Больше всего Суханов заинтересовался одним конкретным вопросом. Были ли странные происшествия, описанные в сказке, всего лишь галлюцинациями, проявлениями психической неуравновешенности главного героя — или же, наоборот, лишился ли тот рассудка
Последнее предложение он так и не прочитал.
На верху башни Натаниэля охватил еще один приступ безумия. Заметив в собравшейся у ратуши толпе адвоката Коппелиуса, он прокричал: «Хороши глаза, хороши глаза!» — и бросился через парапет. «Натаниэль с размозженной головой упал на мостовую», — прочел Суханов, и остановился, и выпустил книгу из рук. Убаюканный сказкой, он был захвачен врасплох — и с удручающей точностью поражен в самое больное место.
Долгую минуту он не двигался. Потом стал судорожно нащупывать сделавшийся вдруг неуловимым выключатель, а найдя, затопил глаза, мысли и душу темнотой. «…С размозженной головой упал на мостовую…» Его собственная страшная участь, как он и опасался, все-таки с ним поравнялась.
Возвращение отца из Горького ожидалось летом тридцать восьмого, но тщетно. Он нужен своему заводу, повторяла Надежда Суханова; но, по мере того как времена года перетекали одно в другое, уверенности в ее голосе поубавилось, и Анатолий стал замечать у нее в глазах мимолетное пугливое выражение, которое со временем в них поселилось. Несколько раз, неизменно по дням рождения, они с отцом перекрикивались сквозь треск телефонных линий. Голос Павла Суханова, преодолевая расстояние в четыреста тридцать девять километров, долетал до сына приглушенным и каким-то рассеянным, будто запылившись по дороге, но всегда довольно бодрым, а иногда даже с нотками нетерпеливой гордости — интонацией, для него новой.
Один такой разговор особенно запомнился Анатолию.
— Я вплотную приблизился к важному открытию, которое изменит весь ход развития авиации, — сказал сыну Павел Суханов, но в подробности посвящать не стал. — До поры до времени лучше об этом помалкивать, — загадочно говорил он, и Анатолий слышал, как его голос смягчает улыбка.
Это было летом тридцать девятого, а осенью того же года что-то произошло. Однажды телефон в арбатской коммуналке зазвонил непривычно рано, и мать, как-то сиротливо шлепая по полу босыми ногами, выбежала в коридор. Дверь осталась распахнутой настежь, и я, еще укутанный ватными сновидениями, смотрел в полудреме, как она снимает трубку. В то утро свет был похож на парное молоко — такой же белый и туманный, и очертания ее ночной сорочки будто таяли в воздухе перед моим сонным взором. Мать задала какой-то короткий, сдавленный вопрос, молча выслушала ответ и прикрыла рот ладонью, словно пряча зевок. Позже она медленно вернулась в комнату и опустилась ко мне на матрас. Глаза ее смотрели в одну точку.
— Плохие новости, — сказала она, и ее рука затрепетала над моей головой, как пуганая птица, не решавшаяся сесть. — Папа наш захворал, придется ему полежать в больнице.
Болезнь у него затяжная, но не опасная, продолжала она, — вроде как грипп с осложнениями.
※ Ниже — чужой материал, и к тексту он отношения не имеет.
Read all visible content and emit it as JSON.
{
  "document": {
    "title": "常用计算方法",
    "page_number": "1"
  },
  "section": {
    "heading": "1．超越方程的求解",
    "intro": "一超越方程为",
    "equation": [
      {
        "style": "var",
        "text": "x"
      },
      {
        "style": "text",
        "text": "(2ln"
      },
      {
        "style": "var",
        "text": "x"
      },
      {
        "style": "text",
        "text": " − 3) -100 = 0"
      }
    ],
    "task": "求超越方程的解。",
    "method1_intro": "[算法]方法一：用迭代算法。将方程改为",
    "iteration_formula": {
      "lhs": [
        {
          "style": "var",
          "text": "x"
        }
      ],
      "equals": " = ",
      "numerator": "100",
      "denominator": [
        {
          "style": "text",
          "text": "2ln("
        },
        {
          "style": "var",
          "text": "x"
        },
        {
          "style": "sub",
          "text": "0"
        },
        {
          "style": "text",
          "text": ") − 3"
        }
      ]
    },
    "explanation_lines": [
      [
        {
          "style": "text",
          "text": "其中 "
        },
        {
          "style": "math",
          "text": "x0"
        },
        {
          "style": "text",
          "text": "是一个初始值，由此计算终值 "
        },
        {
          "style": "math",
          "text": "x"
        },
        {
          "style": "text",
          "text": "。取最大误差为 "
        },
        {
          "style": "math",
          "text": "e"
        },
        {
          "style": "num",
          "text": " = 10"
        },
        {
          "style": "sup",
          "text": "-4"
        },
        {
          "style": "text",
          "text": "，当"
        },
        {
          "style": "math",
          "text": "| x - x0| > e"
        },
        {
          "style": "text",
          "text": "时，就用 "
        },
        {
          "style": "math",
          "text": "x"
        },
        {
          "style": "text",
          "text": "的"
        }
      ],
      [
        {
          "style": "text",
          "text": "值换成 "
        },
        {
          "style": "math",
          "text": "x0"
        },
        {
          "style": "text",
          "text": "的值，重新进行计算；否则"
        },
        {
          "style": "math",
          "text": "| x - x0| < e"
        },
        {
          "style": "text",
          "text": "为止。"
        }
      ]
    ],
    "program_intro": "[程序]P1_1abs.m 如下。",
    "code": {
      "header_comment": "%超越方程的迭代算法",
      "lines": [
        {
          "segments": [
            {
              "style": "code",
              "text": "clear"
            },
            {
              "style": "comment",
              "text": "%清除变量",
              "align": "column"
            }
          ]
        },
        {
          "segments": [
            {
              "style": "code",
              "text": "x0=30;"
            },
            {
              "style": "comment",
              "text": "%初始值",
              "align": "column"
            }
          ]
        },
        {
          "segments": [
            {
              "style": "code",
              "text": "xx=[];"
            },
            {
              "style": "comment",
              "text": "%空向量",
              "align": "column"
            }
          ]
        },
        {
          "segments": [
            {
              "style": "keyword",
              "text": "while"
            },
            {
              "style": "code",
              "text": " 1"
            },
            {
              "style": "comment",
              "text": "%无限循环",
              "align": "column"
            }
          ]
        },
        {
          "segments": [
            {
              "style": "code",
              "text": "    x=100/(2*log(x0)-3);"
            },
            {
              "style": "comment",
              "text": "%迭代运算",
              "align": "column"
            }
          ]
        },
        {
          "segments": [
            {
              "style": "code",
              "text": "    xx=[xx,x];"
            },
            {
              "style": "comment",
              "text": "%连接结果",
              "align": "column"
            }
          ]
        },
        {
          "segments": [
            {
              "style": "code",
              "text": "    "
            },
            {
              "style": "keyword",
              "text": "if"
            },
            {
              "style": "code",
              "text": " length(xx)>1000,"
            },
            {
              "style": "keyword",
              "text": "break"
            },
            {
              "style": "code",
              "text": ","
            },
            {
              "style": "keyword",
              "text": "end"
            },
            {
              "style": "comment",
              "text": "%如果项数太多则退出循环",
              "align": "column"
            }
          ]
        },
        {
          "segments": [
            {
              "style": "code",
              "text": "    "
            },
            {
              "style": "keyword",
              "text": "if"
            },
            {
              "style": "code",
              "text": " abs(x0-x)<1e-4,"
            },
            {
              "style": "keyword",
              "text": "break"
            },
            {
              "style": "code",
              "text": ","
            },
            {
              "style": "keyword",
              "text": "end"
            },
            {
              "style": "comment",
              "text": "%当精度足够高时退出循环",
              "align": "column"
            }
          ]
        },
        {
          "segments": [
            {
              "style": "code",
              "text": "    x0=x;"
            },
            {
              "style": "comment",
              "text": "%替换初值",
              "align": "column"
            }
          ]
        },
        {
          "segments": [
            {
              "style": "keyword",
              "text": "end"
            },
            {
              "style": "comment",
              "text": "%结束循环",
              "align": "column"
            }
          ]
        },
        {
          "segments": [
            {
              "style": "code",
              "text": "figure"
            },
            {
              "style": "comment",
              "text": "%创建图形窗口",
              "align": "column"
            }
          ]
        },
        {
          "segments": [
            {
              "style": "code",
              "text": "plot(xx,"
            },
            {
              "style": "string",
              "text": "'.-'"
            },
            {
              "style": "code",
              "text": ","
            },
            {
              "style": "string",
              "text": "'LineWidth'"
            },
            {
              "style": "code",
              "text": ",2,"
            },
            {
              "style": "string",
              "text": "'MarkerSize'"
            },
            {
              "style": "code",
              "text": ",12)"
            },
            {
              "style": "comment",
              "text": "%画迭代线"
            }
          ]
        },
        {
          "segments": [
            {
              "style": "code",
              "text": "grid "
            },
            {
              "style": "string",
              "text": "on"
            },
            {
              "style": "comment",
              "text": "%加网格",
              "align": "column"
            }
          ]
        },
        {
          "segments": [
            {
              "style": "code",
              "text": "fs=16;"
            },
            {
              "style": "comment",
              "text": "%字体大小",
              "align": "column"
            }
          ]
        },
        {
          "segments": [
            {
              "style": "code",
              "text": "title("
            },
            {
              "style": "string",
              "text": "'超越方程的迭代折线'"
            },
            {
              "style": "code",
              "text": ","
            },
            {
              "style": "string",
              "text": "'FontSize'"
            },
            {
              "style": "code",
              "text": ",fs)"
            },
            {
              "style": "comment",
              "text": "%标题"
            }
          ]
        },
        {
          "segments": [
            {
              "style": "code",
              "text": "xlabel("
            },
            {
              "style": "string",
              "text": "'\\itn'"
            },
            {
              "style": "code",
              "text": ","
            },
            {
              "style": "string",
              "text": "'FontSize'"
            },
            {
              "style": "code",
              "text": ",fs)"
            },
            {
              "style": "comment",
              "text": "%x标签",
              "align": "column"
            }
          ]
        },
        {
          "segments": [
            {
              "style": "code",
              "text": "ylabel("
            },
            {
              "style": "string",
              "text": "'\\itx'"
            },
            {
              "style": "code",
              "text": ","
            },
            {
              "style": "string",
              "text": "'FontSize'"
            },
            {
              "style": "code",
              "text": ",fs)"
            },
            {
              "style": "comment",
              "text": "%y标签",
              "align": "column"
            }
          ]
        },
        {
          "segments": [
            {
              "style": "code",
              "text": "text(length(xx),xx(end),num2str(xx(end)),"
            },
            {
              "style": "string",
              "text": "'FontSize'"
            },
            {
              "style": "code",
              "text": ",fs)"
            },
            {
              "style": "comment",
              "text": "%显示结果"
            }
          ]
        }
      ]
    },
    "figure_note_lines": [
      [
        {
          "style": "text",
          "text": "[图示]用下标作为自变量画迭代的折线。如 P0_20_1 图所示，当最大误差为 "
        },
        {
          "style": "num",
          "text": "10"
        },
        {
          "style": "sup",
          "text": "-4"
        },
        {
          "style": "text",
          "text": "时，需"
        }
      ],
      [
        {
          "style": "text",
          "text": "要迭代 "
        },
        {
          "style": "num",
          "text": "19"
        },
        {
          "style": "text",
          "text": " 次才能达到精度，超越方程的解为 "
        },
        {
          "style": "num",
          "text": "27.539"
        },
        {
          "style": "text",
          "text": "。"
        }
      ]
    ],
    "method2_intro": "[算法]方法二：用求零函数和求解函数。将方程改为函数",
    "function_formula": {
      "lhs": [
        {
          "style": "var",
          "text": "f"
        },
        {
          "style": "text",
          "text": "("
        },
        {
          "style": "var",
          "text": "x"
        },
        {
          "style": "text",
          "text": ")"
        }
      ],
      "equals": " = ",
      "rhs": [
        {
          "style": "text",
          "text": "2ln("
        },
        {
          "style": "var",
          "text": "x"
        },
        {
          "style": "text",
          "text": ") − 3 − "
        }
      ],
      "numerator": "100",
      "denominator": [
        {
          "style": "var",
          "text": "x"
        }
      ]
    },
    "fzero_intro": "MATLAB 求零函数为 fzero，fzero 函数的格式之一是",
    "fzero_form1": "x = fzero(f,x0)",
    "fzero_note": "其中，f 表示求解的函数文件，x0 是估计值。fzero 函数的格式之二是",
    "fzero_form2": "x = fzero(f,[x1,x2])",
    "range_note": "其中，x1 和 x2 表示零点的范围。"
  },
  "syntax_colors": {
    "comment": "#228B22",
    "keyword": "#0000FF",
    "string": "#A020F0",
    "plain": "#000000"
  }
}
Через пару месяцев его поставят на ноги.
— Звонить он пока не сможет, но это ничего, будем ему письма писать, хорошо? — говорила она с притворным оживлением, не глядя мне в глаза.
Мне было всего десять, и я по малолетству не заподозрил ее во лжи.
В течение последующих двух лет выписка отца из неведомой больницы постоянно откладывалась, хотя, по маминым заверениям, он шел на поправку. Нам он, естественно, писал, но все его письма терялись на почте. Когда началась война, мы вместе с тысячами других людей, совершавших исход на восток, почти сразу уехали из Москвы, так и не дождавшись от него известий.